Related Neural Networks Underlie Suppression of Emotion, Memory, Motor Processes as Identified by Data-Driven Analysis

Autor: Karisa June Hunt, Lindsay K. Knight, Brendan E. Depue
Jazyk: angličtina
Rok vydání: 2021
DOI: 10.13140/rg.2.2.13751.80803
Popis: Background: Goal-directed behavior benefits from self-regulation of cognitive and affective processes, such as emotional reactivity, memory retrieval, and prepotent motor response.
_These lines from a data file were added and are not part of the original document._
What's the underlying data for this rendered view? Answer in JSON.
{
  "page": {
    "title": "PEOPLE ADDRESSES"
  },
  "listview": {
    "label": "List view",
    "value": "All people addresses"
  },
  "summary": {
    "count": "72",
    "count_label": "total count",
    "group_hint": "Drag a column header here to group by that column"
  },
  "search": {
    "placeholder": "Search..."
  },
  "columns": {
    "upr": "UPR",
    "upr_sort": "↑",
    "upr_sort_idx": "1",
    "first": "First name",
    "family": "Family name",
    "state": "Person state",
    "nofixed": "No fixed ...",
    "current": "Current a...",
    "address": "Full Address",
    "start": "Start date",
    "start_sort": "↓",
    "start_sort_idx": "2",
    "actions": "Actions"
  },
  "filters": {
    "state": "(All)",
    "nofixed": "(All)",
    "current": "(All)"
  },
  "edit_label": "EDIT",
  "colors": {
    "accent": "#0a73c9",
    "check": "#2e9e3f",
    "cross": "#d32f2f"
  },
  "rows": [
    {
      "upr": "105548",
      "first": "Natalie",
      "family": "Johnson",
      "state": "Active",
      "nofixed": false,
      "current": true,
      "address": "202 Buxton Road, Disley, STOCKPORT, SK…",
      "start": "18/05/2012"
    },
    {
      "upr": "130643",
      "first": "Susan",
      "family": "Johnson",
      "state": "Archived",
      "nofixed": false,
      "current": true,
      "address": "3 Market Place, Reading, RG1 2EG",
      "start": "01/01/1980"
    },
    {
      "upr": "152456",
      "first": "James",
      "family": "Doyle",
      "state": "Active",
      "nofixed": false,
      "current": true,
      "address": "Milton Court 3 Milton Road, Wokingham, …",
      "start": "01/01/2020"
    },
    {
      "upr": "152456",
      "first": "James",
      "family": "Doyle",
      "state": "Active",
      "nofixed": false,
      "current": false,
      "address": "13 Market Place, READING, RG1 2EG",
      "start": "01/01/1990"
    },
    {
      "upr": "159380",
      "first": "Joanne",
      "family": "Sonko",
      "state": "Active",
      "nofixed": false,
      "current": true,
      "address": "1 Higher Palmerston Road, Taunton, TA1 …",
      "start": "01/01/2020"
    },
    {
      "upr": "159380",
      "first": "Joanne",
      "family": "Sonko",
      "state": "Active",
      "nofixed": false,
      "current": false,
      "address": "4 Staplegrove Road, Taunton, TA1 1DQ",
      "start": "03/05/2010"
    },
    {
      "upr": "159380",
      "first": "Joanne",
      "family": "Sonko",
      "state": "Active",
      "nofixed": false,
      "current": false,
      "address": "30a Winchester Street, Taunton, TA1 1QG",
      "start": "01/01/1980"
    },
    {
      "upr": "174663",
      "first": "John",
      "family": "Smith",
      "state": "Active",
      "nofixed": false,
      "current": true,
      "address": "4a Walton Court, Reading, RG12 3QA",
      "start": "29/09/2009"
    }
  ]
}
Dysfunction in self-regulation is a common characteristic of many psychiatric disorders, such as PTSD and ADHD. This study sought to determine whether common intrinsic connectivity networks (ICNs; i.e., dorsal attention network) are involved in the regulation of emotion, motor, and memory and if a data-driven approach using independent components analysis (ICA) would successfully identify such ICNs that contribute to inhibitory regulation. Methods: Eighteen participants underwent neuroimaging while completing an emotion regulation (ER) task, a memory suppression (think/no-think; TNT) task, and a motor inhibition (stop signal; SS) task. ICA (CONN; MATLAB) was conducted on the neuroimaging data from each task and corresponding components were selected across-task based on interrelated patterns of activation. Subsequently, ICNs were correlated with behavioral performance variables from each task. Results: ICA indicated a common medial prefrontal network, striatal network, and frontoparietal executive control network, as well as down-regulation in task-specific ROIs.Conclusions: These results illustrate that common ICNs were exhibited across three distinct inhibitory regulation tasks, as successfully identified through a data-driven approach (ICA).